Menyajikan Kompleksitas

Inilah yang perlu dibenah. Beberapa mencoba menggunakan logika akuntansi dan mencari cara memberi standar nilai yang adil bagi pengguna jasa restoran dan mereka yang memasak sendiri, mengeringkan dengan mesin cuci dan menjemur di bawah matahari agar keduanya mempunyai nilai kontribusi bagi PDB. Sementara yang lain mencoba melihat ini dari sudut pandang yang lebih holistik bahwa setiap keputusan tidak hanya menghasilkan satu konsekuensi yaitu pada aspek ekonomi saja, seperti yang hingga saat ini terukur dalam PDB. Konsekuensi ekonomi ini hanya salah satu, namun bukan satu-satunya. Masih ada aspek sosial, politik, lingkungan, dan macam-macam lainnya yang layak mendapat perhatian.

Indeks Pembangunan Manusia (IPM) misalnya. Tidak hanya PDB, IPM memasukkan dua faktor lain yaitu pendidikan dan kesehatan warga negaranya sebagai ukuran kemajuan suatu negara. Indikator ini kini memperoleh tempat di PBB bersanding dengan PDB. Ketidakpuasan terhadap penekanan berlebihan terhadap PDB ini kemudian disebut oleh Amartya Sen sebagai gerakan indikator. Di Jepang pernah ada usulan untuk ukuran sanitasi, di Kanada ada percobaan ukuran modal social, bahkan juga ukuran untuk kebahagiaan. Bahkan ilmuwan Islam mencoba dengan ukuran yang dikenal sebagai maqashid al-syari’ah.

Joseph Stiglitz memberikan metafor yang menarik terkait ini. Jika sebuah negara kita andaikan seperti mobil, PDB akan menggambarkan ukuran kecepatan kita berkendara saat ini. Namun tanpa mempertimbangkan keberlangsungan sumber daya alam, kita kehilangan ukuran sisa bahan bakar yang memberi gambaran tentang seberapa lama lagi kita akan mampu berkendara. Seperti seseorang yang makan mewah hari ini tapi tak tahu seberapa banyak uangnya tersisa untuk makan esok hari atau seminggu ke depan.

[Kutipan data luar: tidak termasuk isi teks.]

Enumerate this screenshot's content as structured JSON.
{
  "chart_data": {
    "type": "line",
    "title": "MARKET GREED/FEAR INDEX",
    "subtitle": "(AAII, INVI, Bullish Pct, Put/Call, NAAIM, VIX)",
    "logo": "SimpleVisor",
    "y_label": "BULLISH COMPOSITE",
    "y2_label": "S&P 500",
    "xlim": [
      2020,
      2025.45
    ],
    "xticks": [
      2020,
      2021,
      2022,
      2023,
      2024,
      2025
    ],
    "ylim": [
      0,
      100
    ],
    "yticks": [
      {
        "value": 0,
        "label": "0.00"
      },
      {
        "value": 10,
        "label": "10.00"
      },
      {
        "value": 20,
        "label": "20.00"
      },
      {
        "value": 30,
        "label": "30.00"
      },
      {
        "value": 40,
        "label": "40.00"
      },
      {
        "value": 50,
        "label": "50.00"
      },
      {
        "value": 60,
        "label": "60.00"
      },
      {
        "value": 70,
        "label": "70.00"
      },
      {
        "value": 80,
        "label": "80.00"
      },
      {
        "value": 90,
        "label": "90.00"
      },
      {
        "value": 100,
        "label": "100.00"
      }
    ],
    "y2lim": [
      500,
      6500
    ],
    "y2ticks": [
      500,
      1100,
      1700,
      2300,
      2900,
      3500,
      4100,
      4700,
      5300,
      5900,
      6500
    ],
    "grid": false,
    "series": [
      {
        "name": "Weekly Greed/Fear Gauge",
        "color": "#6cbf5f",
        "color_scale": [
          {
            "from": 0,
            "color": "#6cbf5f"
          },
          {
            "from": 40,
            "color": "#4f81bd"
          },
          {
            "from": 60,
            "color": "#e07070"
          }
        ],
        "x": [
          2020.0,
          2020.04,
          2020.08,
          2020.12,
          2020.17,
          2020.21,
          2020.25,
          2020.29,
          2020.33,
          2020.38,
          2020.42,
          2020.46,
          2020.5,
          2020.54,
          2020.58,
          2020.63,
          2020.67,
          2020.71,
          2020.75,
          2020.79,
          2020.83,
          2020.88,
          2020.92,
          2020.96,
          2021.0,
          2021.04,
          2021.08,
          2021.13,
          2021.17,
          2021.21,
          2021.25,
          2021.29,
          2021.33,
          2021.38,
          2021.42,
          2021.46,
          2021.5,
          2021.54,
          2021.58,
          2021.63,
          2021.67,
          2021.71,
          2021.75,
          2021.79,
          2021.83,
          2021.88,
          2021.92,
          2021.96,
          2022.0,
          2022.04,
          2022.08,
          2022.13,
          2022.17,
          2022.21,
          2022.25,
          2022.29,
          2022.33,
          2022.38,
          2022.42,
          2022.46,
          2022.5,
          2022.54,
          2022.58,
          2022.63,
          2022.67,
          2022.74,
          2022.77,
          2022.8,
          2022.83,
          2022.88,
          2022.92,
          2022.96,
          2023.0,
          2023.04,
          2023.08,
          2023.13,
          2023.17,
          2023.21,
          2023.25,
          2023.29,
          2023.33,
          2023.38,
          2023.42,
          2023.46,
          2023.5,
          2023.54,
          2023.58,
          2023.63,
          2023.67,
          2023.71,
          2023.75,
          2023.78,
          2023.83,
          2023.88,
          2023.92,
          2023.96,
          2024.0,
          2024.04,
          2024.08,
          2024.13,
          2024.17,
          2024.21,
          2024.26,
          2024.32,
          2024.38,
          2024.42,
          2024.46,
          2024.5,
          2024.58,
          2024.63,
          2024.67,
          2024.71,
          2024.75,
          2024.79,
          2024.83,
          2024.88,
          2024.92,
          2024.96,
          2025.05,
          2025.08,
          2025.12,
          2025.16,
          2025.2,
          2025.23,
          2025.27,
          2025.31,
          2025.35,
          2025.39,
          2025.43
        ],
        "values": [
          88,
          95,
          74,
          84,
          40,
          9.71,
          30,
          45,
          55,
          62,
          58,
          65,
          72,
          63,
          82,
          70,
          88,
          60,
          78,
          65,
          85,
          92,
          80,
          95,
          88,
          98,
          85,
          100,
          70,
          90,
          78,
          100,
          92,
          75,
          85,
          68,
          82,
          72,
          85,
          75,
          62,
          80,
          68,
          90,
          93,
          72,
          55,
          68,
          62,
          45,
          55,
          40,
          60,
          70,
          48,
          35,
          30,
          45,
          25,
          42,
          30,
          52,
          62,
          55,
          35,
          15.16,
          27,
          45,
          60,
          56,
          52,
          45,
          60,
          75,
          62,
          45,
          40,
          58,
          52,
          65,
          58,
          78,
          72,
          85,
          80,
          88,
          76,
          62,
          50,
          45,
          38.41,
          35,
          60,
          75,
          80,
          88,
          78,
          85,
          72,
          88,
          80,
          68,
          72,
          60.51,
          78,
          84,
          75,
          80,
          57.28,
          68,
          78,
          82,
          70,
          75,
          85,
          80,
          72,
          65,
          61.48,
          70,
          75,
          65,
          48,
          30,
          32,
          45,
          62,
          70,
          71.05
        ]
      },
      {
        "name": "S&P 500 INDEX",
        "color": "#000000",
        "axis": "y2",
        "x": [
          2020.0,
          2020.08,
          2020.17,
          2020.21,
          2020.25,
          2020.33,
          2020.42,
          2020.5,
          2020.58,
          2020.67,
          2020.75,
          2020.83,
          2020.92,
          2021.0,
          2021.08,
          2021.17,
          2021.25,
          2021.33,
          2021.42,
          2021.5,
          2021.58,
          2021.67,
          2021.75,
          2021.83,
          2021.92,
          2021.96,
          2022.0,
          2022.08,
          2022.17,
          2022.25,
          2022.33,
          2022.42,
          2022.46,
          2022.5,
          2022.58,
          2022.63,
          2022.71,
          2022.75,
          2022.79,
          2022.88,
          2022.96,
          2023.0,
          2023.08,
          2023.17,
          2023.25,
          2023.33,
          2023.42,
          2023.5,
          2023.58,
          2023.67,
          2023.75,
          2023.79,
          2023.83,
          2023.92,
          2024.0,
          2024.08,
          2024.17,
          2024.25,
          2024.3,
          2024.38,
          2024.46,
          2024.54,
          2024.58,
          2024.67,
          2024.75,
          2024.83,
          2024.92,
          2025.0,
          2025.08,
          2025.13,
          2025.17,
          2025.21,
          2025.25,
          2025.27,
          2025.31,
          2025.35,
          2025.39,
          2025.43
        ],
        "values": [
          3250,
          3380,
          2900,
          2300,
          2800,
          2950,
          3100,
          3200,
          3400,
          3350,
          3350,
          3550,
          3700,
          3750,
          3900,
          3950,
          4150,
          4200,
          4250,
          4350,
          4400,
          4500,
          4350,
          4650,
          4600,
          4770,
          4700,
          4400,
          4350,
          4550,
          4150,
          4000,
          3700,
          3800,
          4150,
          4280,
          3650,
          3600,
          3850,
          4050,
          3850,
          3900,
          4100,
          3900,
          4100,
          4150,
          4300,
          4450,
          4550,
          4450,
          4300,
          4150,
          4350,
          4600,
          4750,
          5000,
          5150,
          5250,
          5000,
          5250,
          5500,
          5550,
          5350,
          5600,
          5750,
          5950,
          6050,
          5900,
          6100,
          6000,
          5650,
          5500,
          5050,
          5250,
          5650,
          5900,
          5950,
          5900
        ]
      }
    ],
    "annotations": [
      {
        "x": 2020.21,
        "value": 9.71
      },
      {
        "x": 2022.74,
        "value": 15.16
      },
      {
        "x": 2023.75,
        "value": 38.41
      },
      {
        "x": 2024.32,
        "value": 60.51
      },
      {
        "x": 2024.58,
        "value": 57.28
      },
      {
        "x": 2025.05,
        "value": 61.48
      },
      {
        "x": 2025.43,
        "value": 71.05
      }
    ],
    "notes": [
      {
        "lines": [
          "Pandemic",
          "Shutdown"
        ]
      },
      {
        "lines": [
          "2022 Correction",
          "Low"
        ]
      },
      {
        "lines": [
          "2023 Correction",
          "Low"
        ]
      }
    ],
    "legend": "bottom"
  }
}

Dengan perandaian mobil ini, Stiglitz tidak menawarkan satu ukuran tunggal untuk menggantikan PDB. Menurut Stiglitz, adalah sangat konyol untuk menggabungkan dasbor bensin dan dasbor kecepatan dalam satu dasbor dengan ukuran tunggal. Bayangkan jika kecepatan kita saat ini adalah 60 km/jam dengan bahan bakar yang membuat kita mampu menempuh perjalanan 500 km lagi, apakah dalam satu dasbor ukuran tunggal ia akan ditulis 560km? Jikapun ada, ini adalah mobil yang aneh. PDB tak perlu diganti, ia hanya perlu dilengkapi dengan disandingkan dengan ukuran-ukuran lainnya. Efeknya, informasi pasti akan terlihat lebih kompleks dan pertimbangan kebijakan akan lebih memakan waktu.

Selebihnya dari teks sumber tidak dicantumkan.